Now to the gig. Due to unavoidable delays we arrive midway through Kathryn Joseph’s set, regrettably, as it’s clearly not to be missed. The crowd of The Twilight Sad fans is silent, respectful, enraptured at this lone figure curled over her keys performing her award winning debut double album Bones You Have Thrown Me and Blood I’ve Spilled. Toronto Bros have been chased out of town with pitchforks: this is why we (forever) need more female representation up on our rock stages. Joseph commands the room with a syrupy voice full of life and heart, her evocative, clean lyrics repeated until I see the story unfurled before me of this specific love, this pain, this universal dirge we must grapple with as humans. No talking is permitted by strangers who’ve adopted a code unusual for Toronto gigs, a single, withering dirty look as effective as a young mother to her child was, in my day. It’s impressive in every way. This is her atmosphere, one made by music alone, and it is a perfect complement to the Sad. Joseph is a fellow Glaswegian and support for their whole tour. Don’t be late.

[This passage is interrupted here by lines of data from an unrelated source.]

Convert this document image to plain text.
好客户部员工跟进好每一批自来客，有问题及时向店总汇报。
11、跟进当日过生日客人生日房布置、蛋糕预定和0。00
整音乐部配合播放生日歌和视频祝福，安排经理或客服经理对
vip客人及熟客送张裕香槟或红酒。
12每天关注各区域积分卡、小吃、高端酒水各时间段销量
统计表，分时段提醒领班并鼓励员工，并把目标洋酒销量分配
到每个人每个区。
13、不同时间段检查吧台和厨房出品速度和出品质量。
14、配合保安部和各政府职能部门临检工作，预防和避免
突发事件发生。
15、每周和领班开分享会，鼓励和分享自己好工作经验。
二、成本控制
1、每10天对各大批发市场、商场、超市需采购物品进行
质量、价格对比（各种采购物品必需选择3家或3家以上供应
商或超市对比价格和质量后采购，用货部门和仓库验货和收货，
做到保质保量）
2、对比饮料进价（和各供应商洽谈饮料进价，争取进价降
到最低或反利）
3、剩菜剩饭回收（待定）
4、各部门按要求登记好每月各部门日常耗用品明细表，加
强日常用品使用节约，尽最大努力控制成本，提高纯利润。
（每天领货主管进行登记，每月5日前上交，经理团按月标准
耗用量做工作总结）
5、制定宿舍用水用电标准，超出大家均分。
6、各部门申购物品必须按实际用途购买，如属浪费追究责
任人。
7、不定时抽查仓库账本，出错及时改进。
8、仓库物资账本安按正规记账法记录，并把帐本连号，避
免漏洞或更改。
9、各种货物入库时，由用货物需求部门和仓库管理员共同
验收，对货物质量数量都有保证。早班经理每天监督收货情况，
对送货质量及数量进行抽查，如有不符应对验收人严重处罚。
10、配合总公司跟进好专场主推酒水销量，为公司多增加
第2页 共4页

As expected, James Graham emerges in full physical force, perhaps front loading his energy in case his still very ill throat and body lets him down later. He touches his chest like you do when you need your nana-nurse, and yet his vocals never flag, causing worry amongst a devoted crowd who care about him even more than their night’s entertainment. He’s earned it over years of hard graft, and great music. The set is a full one, as the rest of the room drips sweat in the strange mid May humidity of Toronto that swings up and down by 25 degrees in a few hours. We know and empathize with persistent flus and colds around here, and we aren’t even trying to sing.

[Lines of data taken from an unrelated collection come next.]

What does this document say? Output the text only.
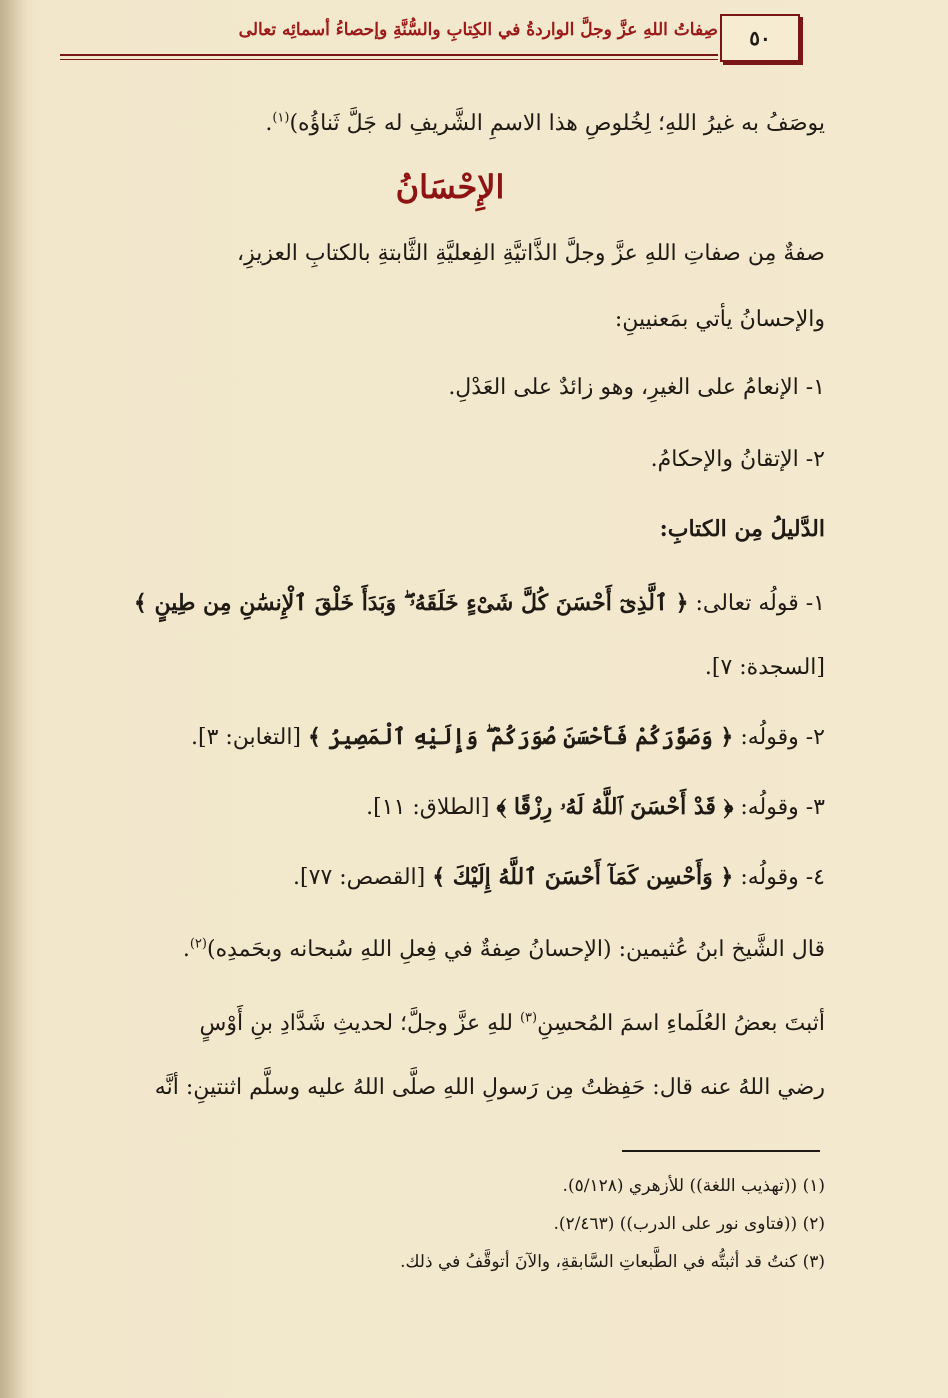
صِفاتُ اللهِ عزَّ وجلَّ الواردةُ في الكِتابِ والسُّنَّةِ وإحصاءُ أسمائِه تعالى	٥٠
يوصَفُ به غيرُ اللهِ؛ لِخُلوصِ هذا الاسمِ الشَّريفِ له جَلَّ ثَناؤُه)$^{(١)}$.
الإِحْسَانُ
صفةٌ مِن صفاتِ اللهِ عزَّ وجلَّ الذَّاتيَّةِ الفِعليَّةِ الثَّابتةِ بالكتابِ العزيزِ،
والإحسانُ يأتي بمَعنيينِ:
١- الإنعامُ على الغيرِ، وهو زائدٌ على العَدْلِ.
٢- الإتقانُ والإحكامُ.
الدَّليلُ مِن الكتابِ:
١- قولُه تعالى: ﴿ ٱلَّذِىٓ أَحْسَنَ كُلَّ شَىْءٍ خَلَقَهُۥ ۖ وَبَدَأَ خَلْقَ ٱلْإِنسَٰنِ مِن طِينٍ ﴾
[السجدة: ٧].
٢- وقولُه: ﴿ وَصَوَّرَكُمْ فَأَحْسَنَ صُوَرَكُمْ ۖ وَإِلَيْهِ ٱلْمَصِيرُ ﴾ [التغابن: ٣].
٣- وقولُه: ﴿ قَدْ أَحْسَنَ ٱللَّهُ لَهُۥ رِزْقًا ﴾ [الطلاق: ١١].
٤- وقولُه: ﴿ وَأَحْسِن كَمَآ أَحْسَنَ ٱللَّهُ إِلَيْكَ ﴾ [القصص: ٧٧].
قال الشَّيخ ابنُ عُثيمين: (الإحسانُ صِفةٌ في فِعلِ اللهِ سُبحانه وبحَمدِه)$^{(٢)}$.
أثبتَ بعضُ العُلَماءِ اسمَ المُحسِنِ$^{(٣)}$ للهِ عزَّ وجلَّ؛ لحديثِ شَدَّادِ بنِ أَوْسٍ
رضي اللهُ عنه قال: حَفِظتُ مِن رَسولِ اللهِ صلَّى اللهُ عليه وسلَّم اثنتينِ: أنَّه
(١) ((تهذيب اللغة)) للأزهري (٥/١٢٨).
(٢) ((فتاوى نور على الدرب)) (٢/٤٦٣).
(٣) كنتُ قد أثبتُّه في الطَّبعاتِ السَّابقةِ، والآنَ أتوقَّفُ في ذلك.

The set moves through seven songs from the new album It Won’t Be Like This All the Time and finishes with an emotional wallop: “Cold Days From the Birdhouse”, followed by a cover of Frightened Rabbit’s “Keep Yourself Warm” in honor of the late Scott Hutchinson, a friend whose death rocked his community of fans as well as his music family. We must all keep ourselves warm. We must keep each other warm. Alive. It is a war cry against the darkness we must fight. The final song of the gig, “And She Would Darken the Memory”, which has been in the set since 2007, is a mic drop moment of modern music that tells everyone that real music is the farthest thing from dead, like many great and organic art forms has just been badly treated by an industry. But music is not an industry. And so, in free-fall, the music that can flourish now is only, ever, art.
This band, back in 2010, was too big for the stage I saw them on, in my town that I believed then did not let people stand to their full height (or reach beyond it). They gave the same, major performance and sound that would enable them to fill The Cure’s massive stage as support for the massive, historic 2016 North American tour, a record-breaking route that carved a map like a joker’s smile, taking a continent to church in three-encore sessions. By then, the Sad were more than ready. And they are still perfect on the rock club stage where fans get the best of both, like it was a private party. This band can do anything and has only grown with the opportunities they’ve been given – for how do you not learn from the best, and the biggest changes? The Twilight Sad is a band now in full flight, who must be seen live at every opportunity. Nobody moves from their spot. Most of us have a perfect, tight view, even eye contact. Shouting distance. Trust.